Quanto ho invidiato la sua fede! Tornava spesso a confessarsi e sempre ripeteva quel «ho disubbidito ai genitori e ho rubato lo zucchero». Un giorno avevo preparato due rose e un chilo di zucchero. Lui iniziò a parlare e io gli porsi i doni: «Le rose sono perché è ora di trasformare lo scusa in grazie e la accompagno io dopo a portarle ai suoi genitori. Lo zucchero è per lei, perché il Signore ha visto che quello rubato da bambino è diventato tanta dolcezza regalata da adulto».
Si fece una bella risata e da quel giorno non ha più ripetuto quei peccati, nel dirli non certo nel farli. Posso parlare di questa confessione senza timore di rompere alcun sigillo del segreto confessionale perché lui lo raccontava spesso in modo divertito.
Il mio anziano ospite di oggi diventa protagonista di questa domenica che la Chiesa dedica ai nonni, poiché il 26 luglio si ricordano i santi Anna e Gioacchino, genitori di Maria e quindi nonni di Gesù. I nonni sono talmente importanti e preziosi che hanno due feste: questa poco conosciuta e quella più famosa del 2 ottobre nella ricorrenza degli angeli custodi. Proprio in questo orizzonte, se da una parte mi faccio prendere per mano dal mio amico dello zucchero, dall’altra chiedo teneramente di accompagnarmi a una nonna saggia. Lasciamo che ci racconti lei cosa ha fatto: «Era da giorni che vedevo mia nipote pensierosa e cupa.

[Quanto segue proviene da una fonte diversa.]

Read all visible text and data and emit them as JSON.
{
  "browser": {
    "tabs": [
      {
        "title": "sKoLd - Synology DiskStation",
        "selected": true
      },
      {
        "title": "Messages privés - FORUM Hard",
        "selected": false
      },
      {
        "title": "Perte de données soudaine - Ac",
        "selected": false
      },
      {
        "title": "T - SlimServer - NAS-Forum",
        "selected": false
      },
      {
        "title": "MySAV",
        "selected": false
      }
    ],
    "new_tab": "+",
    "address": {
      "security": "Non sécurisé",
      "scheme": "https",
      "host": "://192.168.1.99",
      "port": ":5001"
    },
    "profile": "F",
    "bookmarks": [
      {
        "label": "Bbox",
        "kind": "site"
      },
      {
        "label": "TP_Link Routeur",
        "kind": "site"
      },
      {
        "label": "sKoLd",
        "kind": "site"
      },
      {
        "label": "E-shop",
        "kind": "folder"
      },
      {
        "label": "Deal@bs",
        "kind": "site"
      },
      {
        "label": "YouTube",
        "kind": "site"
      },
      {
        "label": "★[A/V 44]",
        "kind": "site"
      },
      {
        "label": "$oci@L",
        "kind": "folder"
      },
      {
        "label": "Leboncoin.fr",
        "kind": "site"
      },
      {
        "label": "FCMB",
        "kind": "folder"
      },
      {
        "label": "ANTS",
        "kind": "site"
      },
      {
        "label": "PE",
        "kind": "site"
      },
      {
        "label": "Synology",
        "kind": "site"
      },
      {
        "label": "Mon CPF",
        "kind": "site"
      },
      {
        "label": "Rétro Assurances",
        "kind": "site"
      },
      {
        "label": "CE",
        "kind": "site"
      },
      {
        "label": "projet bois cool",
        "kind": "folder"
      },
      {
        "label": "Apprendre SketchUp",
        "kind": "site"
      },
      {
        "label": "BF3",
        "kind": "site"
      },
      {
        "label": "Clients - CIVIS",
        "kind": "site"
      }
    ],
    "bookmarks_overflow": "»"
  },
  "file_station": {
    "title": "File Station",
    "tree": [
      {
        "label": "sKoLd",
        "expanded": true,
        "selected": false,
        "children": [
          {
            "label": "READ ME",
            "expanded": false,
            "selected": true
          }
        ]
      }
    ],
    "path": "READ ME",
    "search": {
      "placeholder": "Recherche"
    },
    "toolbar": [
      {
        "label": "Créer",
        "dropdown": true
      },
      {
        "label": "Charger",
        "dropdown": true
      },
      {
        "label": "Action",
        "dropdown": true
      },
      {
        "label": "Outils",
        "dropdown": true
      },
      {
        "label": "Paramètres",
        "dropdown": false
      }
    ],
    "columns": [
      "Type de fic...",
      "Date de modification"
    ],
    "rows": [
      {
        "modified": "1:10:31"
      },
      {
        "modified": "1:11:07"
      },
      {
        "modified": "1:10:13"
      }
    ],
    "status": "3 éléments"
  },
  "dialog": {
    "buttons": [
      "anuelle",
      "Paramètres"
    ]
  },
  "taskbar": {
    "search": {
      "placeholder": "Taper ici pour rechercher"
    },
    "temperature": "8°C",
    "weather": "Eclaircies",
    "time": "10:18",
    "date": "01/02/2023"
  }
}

Come tutti gli adolescente vive sulle onde dei sentimenti e delle occasioni. Allora l’ho portata nel mio regno, la cucina. Ho preso tre pentolini e ho messo a bollire nel primo delle carote, nel secondo delle uova e nel terzo del caffè solubile. Poi glieli ho presentati, invitandola a osservarne con attenzione il contenuto: le carote erano molli e si disfacevano con facilità; le uova erano diventate sode e compatte; il caffè sprigionava un invitante aroma. Mia nipote mi ha guardato come se fossi impazzita. “Neanche a Masterchef riuscirebbero ad assemblare qualcosa con questi ingredienti!” mi ha detto. Le ho spiegato che non volevo darle una lezione di cucina, ma una lezione di vita: ciascuno di quei cibi aveva dovuto fare i conti con l’acqua bollente e aveva reagito in modo diverso. La carota, che prima era solida, si era rammollita. L’uovo, che era fragile fuori ma vivo dentro, si è indurito: però ha perso la promessa di vita che conteneva e il suo guscio si è incrinato. Il caffè solubile, invece, ha reagito in modo unico: ha cambiato l’acqua! “Tu come sei?” le ho chiesto. “Quando qualcosa ti scotta, come rispondi? Sei come la carota, che sembra forte, ma nelle avversità diventa una pappetta? Sei come l’uovo, il cui cuore tenero e pieno di vita si irrigidisce di fronte ai problemi? O sei come il caffè, che nelle difficoltà sa trasformare l’acqua bollente, rilasciando tutta la sua fragranza? Se sei come il caffè, allora le difficoltà sono il momento giusto per far uscire il meglio di te - le ho detto. - Tutta sta a come decidi di reagire. L’acqua scotterà comunque. L’acqua ha scottato i tre elementi nello stesso modo. La carota e l’uovo hanno cambiato se stessi, perdendoci. Il caffè ha cambiato la realtà intorno, dando il meglio».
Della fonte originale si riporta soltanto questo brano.